“Following your heart is a wonderful thing.” With these words the first woman, head of a surgery unit during a military mission explains the choice she made when she dedicated herself to such a tough profession – abdominal surgery. Dr. Stefka Borissova spent most of her life working at the emergency centre of the Military Medical Academy. She is also a member of the wartime rapid response team.
She says there are no male professions but admits that people’s initial reaction is suspicion. “At our clinic there is a young man who is a male nurse. And there have been times when, starting out on my rounds patients have said to me: “Nurse, can you call the young doctor?” People tend to think that professions that are tough are for men,” says Dr Borissova.
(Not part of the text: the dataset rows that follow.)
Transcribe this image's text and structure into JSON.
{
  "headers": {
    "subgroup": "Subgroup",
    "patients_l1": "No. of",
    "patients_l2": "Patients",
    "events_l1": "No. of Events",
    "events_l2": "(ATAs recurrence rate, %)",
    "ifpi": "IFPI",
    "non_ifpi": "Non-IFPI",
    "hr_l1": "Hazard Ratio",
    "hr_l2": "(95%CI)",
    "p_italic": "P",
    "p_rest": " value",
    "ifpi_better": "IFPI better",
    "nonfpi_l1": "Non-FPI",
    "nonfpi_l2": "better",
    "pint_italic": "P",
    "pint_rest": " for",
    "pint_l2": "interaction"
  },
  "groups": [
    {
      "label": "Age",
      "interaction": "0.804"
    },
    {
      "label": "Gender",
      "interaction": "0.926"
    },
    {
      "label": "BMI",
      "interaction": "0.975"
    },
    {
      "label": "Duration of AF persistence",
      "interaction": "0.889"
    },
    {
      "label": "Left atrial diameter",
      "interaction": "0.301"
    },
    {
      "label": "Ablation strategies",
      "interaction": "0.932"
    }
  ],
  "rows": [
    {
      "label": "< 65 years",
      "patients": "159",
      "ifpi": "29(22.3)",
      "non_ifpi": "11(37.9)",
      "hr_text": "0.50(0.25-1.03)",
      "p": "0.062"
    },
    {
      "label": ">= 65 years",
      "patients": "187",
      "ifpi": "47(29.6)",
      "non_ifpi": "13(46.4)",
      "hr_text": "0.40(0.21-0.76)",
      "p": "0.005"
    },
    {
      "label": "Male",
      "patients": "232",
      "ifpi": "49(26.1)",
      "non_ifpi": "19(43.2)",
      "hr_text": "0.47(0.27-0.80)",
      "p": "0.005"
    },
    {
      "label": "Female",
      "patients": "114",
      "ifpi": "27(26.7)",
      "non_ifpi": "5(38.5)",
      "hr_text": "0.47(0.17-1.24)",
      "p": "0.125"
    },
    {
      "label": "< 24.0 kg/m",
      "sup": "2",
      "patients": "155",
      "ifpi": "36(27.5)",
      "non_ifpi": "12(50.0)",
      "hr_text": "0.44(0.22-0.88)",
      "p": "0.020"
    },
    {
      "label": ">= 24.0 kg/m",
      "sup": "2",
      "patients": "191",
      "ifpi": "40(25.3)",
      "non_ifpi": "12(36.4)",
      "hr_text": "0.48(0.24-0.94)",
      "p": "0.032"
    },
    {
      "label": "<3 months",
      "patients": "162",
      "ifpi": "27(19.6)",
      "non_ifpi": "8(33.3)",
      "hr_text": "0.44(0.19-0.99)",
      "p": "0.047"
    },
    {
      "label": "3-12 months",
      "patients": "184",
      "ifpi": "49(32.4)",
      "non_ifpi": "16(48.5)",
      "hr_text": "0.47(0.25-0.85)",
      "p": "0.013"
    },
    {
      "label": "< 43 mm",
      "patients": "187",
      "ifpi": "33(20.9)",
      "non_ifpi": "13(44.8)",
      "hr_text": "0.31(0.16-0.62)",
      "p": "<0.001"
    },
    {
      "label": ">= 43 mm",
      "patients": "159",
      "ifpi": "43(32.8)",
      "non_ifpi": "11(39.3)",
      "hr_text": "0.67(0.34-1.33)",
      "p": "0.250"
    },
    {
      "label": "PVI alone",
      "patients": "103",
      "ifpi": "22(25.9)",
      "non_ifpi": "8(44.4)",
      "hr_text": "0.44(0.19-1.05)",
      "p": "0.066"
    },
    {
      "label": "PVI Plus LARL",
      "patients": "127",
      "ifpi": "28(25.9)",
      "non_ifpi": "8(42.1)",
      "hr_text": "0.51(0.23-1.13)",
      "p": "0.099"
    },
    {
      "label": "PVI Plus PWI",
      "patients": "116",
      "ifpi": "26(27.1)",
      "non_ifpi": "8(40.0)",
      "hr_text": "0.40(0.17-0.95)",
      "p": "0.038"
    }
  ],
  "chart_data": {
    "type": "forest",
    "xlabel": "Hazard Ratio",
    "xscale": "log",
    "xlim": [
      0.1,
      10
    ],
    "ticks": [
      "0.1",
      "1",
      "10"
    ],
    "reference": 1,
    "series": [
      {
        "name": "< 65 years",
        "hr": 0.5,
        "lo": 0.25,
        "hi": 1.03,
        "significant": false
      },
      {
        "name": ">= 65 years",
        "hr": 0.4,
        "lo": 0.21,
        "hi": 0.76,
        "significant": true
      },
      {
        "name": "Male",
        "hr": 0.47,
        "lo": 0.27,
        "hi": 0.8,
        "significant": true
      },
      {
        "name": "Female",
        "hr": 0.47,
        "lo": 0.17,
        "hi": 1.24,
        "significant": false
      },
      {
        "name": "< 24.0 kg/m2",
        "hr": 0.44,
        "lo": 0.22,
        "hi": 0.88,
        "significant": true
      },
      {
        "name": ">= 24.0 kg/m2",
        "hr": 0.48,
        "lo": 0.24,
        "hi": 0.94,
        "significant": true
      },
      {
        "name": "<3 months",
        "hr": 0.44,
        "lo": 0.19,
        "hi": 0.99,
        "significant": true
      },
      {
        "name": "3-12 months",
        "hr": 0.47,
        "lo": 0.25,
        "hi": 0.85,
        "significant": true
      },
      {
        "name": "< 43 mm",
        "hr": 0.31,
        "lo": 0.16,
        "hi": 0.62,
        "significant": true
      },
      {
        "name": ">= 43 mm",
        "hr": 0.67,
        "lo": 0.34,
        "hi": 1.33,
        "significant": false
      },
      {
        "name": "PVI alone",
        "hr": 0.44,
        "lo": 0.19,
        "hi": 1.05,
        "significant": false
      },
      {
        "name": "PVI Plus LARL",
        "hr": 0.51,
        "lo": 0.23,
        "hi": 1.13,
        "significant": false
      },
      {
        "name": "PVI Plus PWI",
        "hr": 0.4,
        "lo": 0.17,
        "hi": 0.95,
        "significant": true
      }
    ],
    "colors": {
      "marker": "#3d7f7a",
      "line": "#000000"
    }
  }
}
She adds that women can cope with any challenge, but what they need is support in raising the children. “A woman must not give up her innate role, that of a mother,” she adds. As to her decision to become a doctor:
“It was a childhood dream of mine and no one has encouraged me. My mother was in commerce. When the other girls were playing with dolls I would be bandaging the other children. Then, on my initiative, when I was in the 4th grade we set up a club “Friends of medicine” and would go and visit different hospitals. We have seen blood transfusions. We invited Prof. Dimitar Paskov, the man who invented the medicine Nivalin, to come to our school. I have always pursued my dream. When I finished school I applied for medicine, but the first time round I didn’t get enough points to be admitted. I then worked as a saleswoman but continued to study and applied one more time. I think we must all pursue our life’s dream and follow our hearts.”
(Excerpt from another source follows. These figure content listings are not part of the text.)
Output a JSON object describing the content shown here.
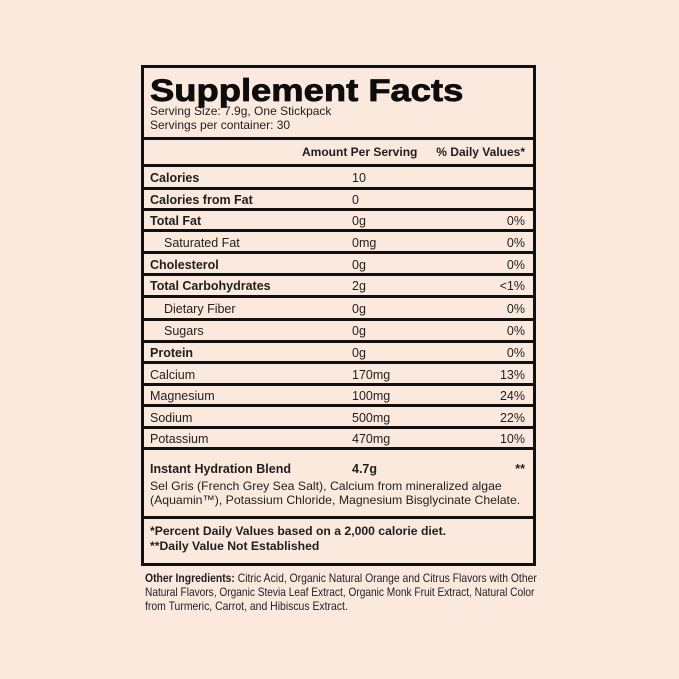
{
  "page": {
    "background": "#fce9dd"
  },
  "label": {
    "title": "Supplement Facts",
    "serving_size": "Serving Size: 7.9g, One Stickpack",
    "servings_per_container": "Servings per container: 30",
    "columns": {
      "amount": "Amount Per Serving",
      "daily_value": "% Daily Values*"
    },
    "rows": [
      {
        "name": "Calories",
        "amount": "10",
        "dv": "",
        "bold": true,
        "indent": false
      },
      {
        "name": "Calories from Fat",
        "amount": "0",
        "dv": "",
        "bold": true,
        "indent": false
      },
      {
        "name": "Total Fat",
        "amount": "0g",
        "dv": "0%",
        "bold": true,
        "indent": false
      },
      {
        "name": "Saturated Fat",
        "amount": "0mg",
        "dv": "0%",
        "bold": false,
        "indent": true
      },
      {
        "name": "Cholesterol",
        "amount": "0g",
        "dv": "0%",
        "bold": true,
        "indent": false
      },
      {
        "name": "Total Carbohydrates",
        "amount": "2g",
        "dv": "<1%",
        "bold": true,
        "indent": false
      },
      {
        "name": "Dietary Fiber",
        "amount": "0g",
        "dv": "0%",
        "bold": false,
        "indent": true
      },
      {
        "name": "Sugars",
        "amount": "0g",
        "dv": "0%",
        "bold": false,
        "indent": true
      },
      {
        "name": "Protein",
        "amount": "0g",
        "dv": "0%",
        "bold": true,
        "indent": false
      },
      {
        "name": "Calcium",
        "amount": "170mg",
        "dv": "13%",
        "bold": false,
        "indent": false
      },
      {
        "name": "Magnesium",
        "amount": "100mg",
        "dv": "24%",
        "bold": false,
        "indent": false
      },
      {
        "name": "Sodium",
        "amount": "500mg",
        "dv": "22%",
        "bold": false,
        "indent": false
      },
      {
        "name": "Potassium",
        "amount": "470mg",
        "dv": "10%",
        "bold": false,
        "indent": false
      }
    ],
    "blend": {
      "name": "Instant Hydration Blend",
      "amount": "4.7g",
      "dv": "**",
      "description_lines": [
        "Sel Gris (French Grey Sea Salt), Calcium from mineralized algae",
        "(Aquamin™), Potassium Chloride, Magnesium Bisglycinate Chelate."
      ]
    },
    "footnotes": [
      "*Percent Daily Values based on a 2,000 calorie diet.",
      "**Daily Value Not Established"
    ],
    "other_ingredients": {
      "label": "Other Ingredients:",
      "line1_rest": " Citric Acid, Organic Natural Orange and Citrus Flavors with Other",
      "lines": [
        "Natural Flavors, Organic Stevia Leaf Extract, Organic Monk Fruit Extract, Natural Color",
        "from Turmeric, Carrot, and Hibiscus Extract."
      ]
    }
  }
}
When she was a student in her second year, Dr. Stefka Borissova was already taking on night shifts at the Pirogov emergency hospital. “It was at that time that I learnt to diagnose acute surgical abdomen easily,” she says. But she started out by filling out papers and administering injections. When she was in her third year she performed her first appendectomy and was assisted by a renowned surgeon. But what is the price she had to pay?
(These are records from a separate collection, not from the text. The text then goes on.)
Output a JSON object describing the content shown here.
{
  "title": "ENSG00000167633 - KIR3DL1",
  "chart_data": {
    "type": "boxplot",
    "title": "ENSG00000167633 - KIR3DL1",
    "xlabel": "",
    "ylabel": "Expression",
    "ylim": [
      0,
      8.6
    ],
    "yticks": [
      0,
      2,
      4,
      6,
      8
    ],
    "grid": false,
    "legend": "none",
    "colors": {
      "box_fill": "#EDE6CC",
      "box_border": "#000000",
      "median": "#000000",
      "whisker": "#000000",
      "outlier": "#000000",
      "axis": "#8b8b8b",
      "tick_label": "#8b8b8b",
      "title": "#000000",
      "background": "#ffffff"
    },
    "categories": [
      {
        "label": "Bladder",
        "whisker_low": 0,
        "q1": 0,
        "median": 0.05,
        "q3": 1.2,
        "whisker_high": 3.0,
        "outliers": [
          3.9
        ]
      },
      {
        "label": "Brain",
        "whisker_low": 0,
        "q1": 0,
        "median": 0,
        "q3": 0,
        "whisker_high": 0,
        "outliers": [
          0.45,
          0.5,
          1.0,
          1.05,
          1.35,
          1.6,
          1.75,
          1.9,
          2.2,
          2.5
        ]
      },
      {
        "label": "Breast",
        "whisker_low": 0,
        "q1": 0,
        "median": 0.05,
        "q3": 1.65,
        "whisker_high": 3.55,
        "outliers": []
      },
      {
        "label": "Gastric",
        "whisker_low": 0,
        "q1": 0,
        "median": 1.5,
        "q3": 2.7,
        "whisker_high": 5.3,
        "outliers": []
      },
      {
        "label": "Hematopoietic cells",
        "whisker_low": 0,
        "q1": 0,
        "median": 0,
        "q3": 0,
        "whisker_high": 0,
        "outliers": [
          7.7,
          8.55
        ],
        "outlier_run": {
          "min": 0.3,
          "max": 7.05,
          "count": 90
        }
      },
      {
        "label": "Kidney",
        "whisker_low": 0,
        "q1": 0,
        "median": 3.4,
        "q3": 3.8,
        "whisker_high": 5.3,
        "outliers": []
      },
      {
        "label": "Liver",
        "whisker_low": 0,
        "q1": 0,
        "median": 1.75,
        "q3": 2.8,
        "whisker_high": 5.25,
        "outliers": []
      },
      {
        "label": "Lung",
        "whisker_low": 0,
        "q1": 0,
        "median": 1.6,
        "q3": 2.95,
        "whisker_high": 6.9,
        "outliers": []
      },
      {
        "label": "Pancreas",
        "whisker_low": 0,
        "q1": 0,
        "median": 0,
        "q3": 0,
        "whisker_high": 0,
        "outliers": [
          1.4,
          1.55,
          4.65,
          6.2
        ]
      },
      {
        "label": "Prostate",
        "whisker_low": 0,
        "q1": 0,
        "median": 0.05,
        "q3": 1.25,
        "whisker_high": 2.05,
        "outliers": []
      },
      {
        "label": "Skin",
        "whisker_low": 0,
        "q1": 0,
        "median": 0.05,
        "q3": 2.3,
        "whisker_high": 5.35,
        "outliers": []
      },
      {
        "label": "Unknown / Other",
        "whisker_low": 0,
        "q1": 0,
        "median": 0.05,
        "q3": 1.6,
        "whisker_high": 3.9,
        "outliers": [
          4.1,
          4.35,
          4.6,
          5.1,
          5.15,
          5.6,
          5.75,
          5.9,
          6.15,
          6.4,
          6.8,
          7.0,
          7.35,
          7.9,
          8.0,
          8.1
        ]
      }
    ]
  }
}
“I married while I was at university and had a child with exams coming up and it got really difficult. I graduated and 6 months later I started work at the Surgery Department at the Medical University in Pleven. My son, all dressed in green, would sit on a stool in the operating theatre – he was just over two years old then. I have always stood up for the profession but everything comes with a price.”
In 1997 during the biggest crisis Bulgaria has been through when the hyperinflation brought monthly salaries down to 10 dollars, Dr. Borissova did her second major - military surgery. Two years later she took part in her first mission.
“My first mission was humanitarian – in Macedonia in 1999 when Bulgaria set up a base for ethnic Albanians,” she says. “We treated them, fed them, took care of everything. And as there was no hospital, I had to give them surgical examinations, diagnose them and send them to a refugee hospital that was some 50 kilometers away. To begin with I thought I wouldn’t be allowed to give them check-ups because I am a woman. But there would be men lining up all the time. War is a terrible thing, but I have no fears. Fortune favours the brave. Fear is something that grabs and paralyses you.”
Besides in Macedonia, Dr. Borissova has taken part in four missions in Afghanistan. She has worked in Kabul but also at the Spanish field hospital in Herat. “It was really intense there with wounded people brought in from all parts of Afghanistan,” the brave doctor remembers.